Description
We have two different API Extractor consumers who define class "events". In C# this is formalized via an event
keyword. Although the TypeScript language doesn't model events, it's fairly easy to simulate.
You define an "event class" (e.g. SPEvent) that allows adding/removing handlers:
class FrameworkEvent<TEventArgs extends FrameworkEventArgs> {
public add(eventHandler: (eventArgs: TEventArgs) => void): void {
// ...
}
public remove(eventHandler: (eventArgs: TEventArgs) => void): void {
// ...
}
}
And then you expose readonly-properties (e.g. ApplicationAccessor.navigatedEvent) returning this object:
class MyClass {
public readonly navigatedEvent: FrameworkEvent<NavigatedEventArgs>;
}
And then users can attach an event handler like this:
const myClass = new MyClass();
myClass.navigatedEvent.add((eventArgs: NavigatedEventArgs) => {
console.log('Navigated to:' + eventArgs.destinationUrl);
});
The feature request is for the documentation tool to group members like navigatedEvent
under an "Events" heading, instead of the usual "Properties" headings.
Proposed Solutions
We're proposing three approaches to support this:
1. Mark up the class: Define a TSDoc tag @eventClass
for the class:
/**
* This is the class used to represent API events.
* @eventClass
*/
class FrameworkEvent<TEventArgs extends FrameworkEventArgs> {
public add(eventHandler: (eventArgs: TEventArgs) => void): void {
// ...
}
public remove(eventHandler: (eventArgs: TEventArgs) => void): void {
// ...
}
}
Based on this, ideally a tool like API Extractor would recognize any readonly property that returns FrameworkEvent
, and automatically classify that as an “event” in the documentation.

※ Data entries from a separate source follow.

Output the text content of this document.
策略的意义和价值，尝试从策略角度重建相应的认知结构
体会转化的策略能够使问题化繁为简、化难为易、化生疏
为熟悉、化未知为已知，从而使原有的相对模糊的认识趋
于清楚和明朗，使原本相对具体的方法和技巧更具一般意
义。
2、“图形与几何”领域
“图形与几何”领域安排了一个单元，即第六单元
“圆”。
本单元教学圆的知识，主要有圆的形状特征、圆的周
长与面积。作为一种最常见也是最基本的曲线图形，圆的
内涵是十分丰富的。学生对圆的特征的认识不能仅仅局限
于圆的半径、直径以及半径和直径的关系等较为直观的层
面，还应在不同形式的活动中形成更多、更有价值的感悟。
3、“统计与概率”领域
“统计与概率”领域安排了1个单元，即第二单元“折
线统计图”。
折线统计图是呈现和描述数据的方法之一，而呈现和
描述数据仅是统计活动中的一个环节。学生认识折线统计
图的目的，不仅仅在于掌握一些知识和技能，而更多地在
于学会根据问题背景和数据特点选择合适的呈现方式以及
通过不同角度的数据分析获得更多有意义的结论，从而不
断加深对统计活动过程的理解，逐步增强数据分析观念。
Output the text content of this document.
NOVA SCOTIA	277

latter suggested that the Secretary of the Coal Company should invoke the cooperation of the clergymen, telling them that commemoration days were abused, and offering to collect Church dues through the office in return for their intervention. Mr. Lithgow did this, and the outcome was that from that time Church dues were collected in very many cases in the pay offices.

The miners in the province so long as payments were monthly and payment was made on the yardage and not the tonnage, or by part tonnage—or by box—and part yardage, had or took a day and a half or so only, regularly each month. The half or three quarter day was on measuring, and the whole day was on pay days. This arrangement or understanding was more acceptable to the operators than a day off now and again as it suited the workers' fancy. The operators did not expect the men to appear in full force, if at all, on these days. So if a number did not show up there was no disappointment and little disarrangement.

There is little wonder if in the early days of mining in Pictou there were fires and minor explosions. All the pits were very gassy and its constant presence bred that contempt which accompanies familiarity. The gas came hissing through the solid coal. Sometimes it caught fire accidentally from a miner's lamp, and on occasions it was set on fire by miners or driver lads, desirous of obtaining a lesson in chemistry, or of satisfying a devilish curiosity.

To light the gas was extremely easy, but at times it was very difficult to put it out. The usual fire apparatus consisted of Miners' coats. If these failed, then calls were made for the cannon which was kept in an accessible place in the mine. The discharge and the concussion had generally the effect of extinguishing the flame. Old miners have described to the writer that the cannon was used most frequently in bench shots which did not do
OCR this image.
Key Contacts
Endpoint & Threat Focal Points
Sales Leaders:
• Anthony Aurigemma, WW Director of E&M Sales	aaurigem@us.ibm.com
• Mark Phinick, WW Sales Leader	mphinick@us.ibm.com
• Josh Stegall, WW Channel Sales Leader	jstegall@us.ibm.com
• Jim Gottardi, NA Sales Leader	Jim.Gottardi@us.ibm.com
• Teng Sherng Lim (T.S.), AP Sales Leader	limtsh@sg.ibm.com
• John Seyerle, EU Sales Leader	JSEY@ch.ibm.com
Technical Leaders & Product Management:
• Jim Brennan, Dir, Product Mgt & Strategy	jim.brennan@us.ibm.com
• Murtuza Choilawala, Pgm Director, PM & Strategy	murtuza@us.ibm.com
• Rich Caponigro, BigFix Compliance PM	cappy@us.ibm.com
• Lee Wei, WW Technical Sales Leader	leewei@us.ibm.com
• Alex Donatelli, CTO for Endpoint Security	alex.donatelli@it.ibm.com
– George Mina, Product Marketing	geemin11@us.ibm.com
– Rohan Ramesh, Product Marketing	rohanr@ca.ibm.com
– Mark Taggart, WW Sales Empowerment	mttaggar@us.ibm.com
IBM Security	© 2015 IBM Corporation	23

2. Mark up each event property: Define a TSDoc tag @eventProperty
which needs to be applied to each individual property. This more work for API owners, but it has the benefit of being more obvious to API users who will see these comments in the *.d.ts files. Also it can handle edge cases where something has a signature that looks like an event, but wasn't intended to be. Example:
class MyClass {
/**
* This event is fired whenever the application navigates to a new page.
* @eventProperty
*/
public readonly navigatedEvent: FrameworkEvent<NavigatedEventArgs>;
}
3. Both: If we supported both tags, then you would manually mark individual properties as in #2, but a tool like API Extractor can use the information from #1 to find places where @eventProperty
is missing or improperly added, and issue appropriate warnings in "strict mode".
NOTE: JSDoc already defines an @event
tag with different meaning, so the proposed tags were chosen to avoid conflicts/confusion.